Les « enseignants sont moins à gauche que par le passé, explique Gilles Moindrot, secrétaire général du Snuipp-FSU, le syndicat majoritaire chez les professeurs du primaire. Le couple Camif (du nom de la mutuelle des enseignants) qui vote systématiquement à gauche, c’est fini ».
 
30 % pour Sarkozy
 
Pas de quoi inquiéter le porte parole du PS. Julien Dray a dénoncé hier une « campagne de rumeurs » : « Je n’ai pas entendu les enseignants dire qu’ils vont basculer ailleurs. » La gauche est très loin d’être mise en minorité au sein de l’Éducation nationale. Une enquête de l’Ifop pour le Cevipof du mois de décembre atteste certes d’une sympathie centriste, qui n’est pas une intention de vote (plusieurs réponses possibles), mais en relativise la portée : les enseignants sont 59 % à déclarer qu’ils pourraient voter pour Ségolène Royal, 29 % pourraient choisir François Bayrou.
 
L’extrême gauche demeure aussi fortement implantée.

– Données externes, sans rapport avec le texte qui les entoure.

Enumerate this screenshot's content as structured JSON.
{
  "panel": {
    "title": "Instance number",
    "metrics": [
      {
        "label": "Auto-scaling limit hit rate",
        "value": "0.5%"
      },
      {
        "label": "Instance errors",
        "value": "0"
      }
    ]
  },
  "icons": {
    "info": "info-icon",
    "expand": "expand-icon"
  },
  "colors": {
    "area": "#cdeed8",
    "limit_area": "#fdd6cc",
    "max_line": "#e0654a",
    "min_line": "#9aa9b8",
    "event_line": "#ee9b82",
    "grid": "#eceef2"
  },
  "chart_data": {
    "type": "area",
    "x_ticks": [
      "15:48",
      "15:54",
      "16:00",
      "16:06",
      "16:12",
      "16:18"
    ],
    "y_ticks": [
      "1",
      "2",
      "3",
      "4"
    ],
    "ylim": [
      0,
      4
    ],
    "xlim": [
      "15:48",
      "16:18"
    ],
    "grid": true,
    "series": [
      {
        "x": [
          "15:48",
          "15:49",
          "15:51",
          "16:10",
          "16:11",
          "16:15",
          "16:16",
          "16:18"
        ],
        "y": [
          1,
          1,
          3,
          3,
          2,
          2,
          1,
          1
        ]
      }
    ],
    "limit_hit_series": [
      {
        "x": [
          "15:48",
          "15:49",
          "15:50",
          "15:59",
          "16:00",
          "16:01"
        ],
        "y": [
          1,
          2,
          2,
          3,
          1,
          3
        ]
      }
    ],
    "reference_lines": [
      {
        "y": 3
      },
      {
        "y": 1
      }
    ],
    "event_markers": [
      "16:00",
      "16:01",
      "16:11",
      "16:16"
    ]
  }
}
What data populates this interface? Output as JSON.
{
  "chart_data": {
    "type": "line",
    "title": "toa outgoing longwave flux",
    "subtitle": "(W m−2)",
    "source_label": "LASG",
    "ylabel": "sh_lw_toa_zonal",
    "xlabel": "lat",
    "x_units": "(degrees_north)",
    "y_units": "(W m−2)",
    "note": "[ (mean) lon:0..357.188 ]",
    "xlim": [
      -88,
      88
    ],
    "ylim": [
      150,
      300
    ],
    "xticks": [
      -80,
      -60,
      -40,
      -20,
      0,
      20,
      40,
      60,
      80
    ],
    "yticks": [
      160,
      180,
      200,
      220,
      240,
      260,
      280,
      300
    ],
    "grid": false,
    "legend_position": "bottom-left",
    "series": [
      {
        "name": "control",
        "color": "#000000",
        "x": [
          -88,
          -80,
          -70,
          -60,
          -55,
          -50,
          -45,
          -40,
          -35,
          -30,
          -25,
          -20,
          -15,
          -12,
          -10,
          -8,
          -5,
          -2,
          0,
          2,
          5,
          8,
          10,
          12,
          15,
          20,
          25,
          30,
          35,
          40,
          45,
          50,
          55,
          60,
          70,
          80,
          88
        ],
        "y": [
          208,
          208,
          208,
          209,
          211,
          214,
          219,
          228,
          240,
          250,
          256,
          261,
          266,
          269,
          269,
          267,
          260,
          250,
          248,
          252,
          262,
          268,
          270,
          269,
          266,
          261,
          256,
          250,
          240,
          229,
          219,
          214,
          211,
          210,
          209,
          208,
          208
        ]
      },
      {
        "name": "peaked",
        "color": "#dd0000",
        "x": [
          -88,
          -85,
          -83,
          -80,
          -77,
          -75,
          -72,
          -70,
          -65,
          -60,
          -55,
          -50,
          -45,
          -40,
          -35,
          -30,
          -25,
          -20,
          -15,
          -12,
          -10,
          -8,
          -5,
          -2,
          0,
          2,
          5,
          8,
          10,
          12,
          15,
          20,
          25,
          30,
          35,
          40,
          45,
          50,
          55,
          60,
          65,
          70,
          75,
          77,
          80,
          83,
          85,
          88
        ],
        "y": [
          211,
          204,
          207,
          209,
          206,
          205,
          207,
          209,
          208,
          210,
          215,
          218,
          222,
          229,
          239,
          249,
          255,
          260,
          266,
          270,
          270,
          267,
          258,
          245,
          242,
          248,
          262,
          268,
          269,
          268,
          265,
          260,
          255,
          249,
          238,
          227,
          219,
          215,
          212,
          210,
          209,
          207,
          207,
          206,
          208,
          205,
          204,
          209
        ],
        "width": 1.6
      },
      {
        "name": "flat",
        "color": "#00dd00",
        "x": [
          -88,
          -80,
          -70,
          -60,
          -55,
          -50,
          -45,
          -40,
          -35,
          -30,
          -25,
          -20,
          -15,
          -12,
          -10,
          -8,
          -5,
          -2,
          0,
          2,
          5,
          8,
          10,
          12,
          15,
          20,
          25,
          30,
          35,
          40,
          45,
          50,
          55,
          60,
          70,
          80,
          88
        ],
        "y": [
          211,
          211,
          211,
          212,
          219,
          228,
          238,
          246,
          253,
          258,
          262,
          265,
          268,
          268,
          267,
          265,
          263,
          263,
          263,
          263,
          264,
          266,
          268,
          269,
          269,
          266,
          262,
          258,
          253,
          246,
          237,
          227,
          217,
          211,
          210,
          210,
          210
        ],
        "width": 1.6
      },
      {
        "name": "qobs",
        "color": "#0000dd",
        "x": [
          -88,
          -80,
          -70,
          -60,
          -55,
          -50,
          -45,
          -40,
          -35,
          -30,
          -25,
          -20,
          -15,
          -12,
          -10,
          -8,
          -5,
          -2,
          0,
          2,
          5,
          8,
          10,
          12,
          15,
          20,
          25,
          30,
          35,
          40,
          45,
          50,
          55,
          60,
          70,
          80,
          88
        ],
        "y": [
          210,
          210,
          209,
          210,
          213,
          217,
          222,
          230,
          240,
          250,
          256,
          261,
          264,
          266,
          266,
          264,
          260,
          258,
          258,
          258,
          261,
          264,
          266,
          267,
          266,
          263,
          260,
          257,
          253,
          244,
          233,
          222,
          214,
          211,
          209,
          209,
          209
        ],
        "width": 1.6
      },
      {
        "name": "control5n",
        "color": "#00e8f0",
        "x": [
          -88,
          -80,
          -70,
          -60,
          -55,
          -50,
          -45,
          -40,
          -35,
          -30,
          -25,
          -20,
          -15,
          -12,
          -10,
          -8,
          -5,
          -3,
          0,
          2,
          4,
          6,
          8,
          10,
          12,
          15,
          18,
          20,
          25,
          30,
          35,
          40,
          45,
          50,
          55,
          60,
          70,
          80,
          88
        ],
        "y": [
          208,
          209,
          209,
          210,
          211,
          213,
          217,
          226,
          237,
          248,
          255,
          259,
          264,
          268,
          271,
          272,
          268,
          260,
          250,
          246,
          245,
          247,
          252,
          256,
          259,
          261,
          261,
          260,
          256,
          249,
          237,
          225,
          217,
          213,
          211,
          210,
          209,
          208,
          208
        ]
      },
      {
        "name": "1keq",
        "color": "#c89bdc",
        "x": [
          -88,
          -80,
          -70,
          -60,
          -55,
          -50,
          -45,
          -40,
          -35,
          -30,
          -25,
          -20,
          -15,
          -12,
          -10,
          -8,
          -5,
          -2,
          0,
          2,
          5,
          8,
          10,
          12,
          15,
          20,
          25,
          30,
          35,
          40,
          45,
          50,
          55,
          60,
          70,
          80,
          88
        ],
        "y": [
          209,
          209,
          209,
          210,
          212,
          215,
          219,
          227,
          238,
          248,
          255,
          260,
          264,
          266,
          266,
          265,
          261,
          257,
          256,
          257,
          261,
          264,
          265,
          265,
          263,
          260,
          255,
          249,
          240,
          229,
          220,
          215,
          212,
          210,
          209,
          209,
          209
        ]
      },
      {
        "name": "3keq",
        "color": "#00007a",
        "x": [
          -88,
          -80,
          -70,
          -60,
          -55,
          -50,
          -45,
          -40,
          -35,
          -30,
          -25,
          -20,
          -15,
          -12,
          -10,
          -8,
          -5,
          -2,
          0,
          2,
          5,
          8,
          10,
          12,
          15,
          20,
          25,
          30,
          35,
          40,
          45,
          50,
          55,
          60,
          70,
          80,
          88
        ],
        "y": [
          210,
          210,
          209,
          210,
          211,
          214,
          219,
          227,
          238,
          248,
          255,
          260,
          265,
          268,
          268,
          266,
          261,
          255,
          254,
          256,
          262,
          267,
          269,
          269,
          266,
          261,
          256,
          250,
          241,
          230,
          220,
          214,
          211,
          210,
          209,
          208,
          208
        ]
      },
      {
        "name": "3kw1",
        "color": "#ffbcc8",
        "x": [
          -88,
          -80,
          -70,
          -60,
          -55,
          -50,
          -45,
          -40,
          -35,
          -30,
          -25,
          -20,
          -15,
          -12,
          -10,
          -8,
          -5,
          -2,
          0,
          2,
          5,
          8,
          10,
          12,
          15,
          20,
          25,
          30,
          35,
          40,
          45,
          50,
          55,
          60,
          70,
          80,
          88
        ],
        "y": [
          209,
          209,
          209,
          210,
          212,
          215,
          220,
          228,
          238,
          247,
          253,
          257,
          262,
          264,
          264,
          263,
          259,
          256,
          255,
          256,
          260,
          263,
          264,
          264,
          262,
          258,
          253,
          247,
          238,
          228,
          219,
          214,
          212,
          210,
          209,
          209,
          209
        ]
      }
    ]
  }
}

Les « royalistes » se rassurent sans peine : l’argument du vote utile porte toujours. Une majorité d’enseignants ne veulent, en aucun cas, ni revivre le 21 avril, ni laisser élire Nicolas Sarkozy, accusé de vouloir « casser la maison Éducation nationale », mais qui atteint pourtant 30% de votes possibles selon la même enquête du Cevipof.
 
Mais à l’évidence, la candidate du PS veut quand même se réconcilier avec les salles de classe. Jeudi, l’ancienne secrétaire générale du Snes, Monique Vuaillat, lui a organisé une rencontre avec des enseignants à Grenoble. Mais les désaccords persistent, sur le temps de présence par exemple : « Vu tout ce qu’il y a à faire, 35 heures n’y suffiraient pas ». Royal pourrait-elle changer d’avis pour retrouver les bonnes grâces des professeurs ? Monique Vuaillat veut croire que « sa pensée n’est pas figée ».